Realistically, it’s hard to imagine the Conservatives working with either of the other two parties.

And while the other two parties may be closer ideologically to each other than either is to the Conservatives, this has been a campaign marked by their leaders’ seeming disdain for each other.

Is there enough common ground between the Liberals and the NDP to form a stable coalition? Would one leader yield to the other as prime minister? Would we see a power-sharing agreement – as we sometimes see in Israel – where one is prime minister for two years and then they switch?

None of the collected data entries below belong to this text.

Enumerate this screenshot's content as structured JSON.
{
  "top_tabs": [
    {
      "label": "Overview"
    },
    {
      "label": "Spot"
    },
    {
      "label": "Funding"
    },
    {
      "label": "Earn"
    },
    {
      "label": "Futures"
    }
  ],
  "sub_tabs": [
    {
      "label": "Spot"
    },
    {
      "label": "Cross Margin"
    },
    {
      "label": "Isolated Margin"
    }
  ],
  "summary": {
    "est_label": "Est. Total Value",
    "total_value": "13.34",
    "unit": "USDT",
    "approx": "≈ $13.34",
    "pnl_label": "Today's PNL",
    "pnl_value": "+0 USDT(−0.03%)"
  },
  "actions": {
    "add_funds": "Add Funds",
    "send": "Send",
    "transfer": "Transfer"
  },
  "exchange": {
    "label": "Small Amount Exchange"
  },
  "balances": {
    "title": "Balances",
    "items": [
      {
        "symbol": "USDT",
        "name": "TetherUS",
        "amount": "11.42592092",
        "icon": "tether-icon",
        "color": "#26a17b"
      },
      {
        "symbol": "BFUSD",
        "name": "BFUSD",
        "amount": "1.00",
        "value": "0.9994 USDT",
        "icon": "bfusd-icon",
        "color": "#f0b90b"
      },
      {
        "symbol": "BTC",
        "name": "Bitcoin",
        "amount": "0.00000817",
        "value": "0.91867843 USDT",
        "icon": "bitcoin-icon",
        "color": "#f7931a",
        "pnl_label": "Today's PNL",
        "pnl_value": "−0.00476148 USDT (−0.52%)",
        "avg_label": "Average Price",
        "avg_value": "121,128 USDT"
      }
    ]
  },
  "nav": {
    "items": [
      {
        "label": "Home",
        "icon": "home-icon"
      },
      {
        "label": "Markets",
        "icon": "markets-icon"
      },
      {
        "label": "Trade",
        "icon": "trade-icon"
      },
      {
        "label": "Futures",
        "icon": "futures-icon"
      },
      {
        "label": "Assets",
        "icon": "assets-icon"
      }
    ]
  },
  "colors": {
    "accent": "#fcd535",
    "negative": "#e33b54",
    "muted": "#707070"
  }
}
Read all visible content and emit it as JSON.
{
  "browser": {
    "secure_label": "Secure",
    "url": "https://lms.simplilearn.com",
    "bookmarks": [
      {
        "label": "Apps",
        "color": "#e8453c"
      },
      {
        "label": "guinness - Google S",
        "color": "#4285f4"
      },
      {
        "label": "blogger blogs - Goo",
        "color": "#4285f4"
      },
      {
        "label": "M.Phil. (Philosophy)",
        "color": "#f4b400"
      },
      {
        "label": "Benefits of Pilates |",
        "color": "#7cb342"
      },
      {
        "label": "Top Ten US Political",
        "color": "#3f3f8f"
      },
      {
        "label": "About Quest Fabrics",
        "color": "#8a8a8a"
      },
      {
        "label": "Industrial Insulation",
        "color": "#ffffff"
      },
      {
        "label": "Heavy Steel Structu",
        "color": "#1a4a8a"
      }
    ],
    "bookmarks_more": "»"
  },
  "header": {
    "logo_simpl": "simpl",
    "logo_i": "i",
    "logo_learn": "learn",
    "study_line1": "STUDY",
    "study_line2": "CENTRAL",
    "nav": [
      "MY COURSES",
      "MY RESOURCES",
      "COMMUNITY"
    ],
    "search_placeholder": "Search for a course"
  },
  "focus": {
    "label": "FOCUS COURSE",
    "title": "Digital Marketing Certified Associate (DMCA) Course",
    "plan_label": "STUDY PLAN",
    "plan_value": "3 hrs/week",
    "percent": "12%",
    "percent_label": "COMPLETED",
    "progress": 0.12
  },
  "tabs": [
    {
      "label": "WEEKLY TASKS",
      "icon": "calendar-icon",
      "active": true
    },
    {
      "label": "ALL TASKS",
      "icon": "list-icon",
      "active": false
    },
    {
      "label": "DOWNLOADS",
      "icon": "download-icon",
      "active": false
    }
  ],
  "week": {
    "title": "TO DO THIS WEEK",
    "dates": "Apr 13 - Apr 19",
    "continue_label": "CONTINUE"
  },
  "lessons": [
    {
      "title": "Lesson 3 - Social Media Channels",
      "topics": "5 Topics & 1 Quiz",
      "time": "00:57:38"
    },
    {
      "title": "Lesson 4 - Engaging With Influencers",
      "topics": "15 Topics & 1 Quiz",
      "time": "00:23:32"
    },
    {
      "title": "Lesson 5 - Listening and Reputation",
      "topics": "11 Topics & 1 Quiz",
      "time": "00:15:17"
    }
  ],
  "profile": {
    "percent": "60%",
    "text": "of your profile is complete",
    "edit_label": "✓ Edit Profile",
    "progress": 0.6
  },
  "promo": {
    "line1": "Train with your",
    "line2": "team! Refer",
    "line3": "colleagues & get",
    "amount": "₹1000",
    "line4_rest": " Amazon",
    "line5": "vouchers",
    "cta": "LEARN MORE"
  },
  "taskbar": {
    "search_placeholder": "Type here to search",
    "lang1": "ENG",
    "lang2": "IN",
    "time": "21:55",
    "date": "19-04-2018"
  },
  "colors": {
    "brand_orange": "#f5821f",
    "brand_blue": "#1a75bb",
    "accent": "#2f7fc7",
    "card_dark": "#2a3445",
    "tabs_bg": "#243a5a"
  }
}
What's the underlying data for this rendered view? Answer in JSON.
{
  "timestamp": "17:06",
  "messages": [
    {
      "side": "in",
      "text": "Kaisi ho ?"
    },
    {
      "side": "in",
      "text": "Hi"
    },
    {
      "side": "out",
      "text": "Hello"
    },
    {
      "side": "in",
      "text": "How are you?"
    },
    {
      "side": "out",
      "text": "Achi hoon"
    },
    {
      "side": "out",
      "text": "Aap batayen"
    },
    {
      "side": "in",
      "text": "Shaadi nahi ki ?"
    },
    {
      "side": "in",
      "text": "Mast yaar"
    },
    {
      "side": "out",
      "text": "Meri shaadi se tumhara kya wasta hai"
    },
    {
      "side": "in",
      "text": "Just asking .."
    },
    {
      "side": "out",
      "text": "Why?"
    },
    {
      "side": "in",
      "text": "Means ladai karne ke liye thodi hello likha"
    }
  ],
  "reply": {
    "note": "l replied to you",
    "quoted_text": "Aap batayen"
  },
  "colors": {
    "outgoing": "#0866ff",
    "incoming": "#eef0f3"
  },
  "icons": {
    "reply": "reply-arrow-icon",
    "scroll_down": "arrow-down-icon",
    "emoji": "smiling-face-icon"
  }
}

Both the Liberals and the NDP have talked about electoral reform that would result in a House of Commons whose membership more accurately reflects national voting patterns than the first-past-the-post system in each riding that has been in play since Confederation. If a proportional or partial-proportional representation system is introduced in Canada, it may well mean we’ll never elect a majority government again and Israeli-style negotiations leading to Israeli-style coalition governments becomes the norm here.

In the past, when we’ve elected a majority government or a minority government with a significant plurality, the election night results have been quickly obvious.

That may not be the case on October 19.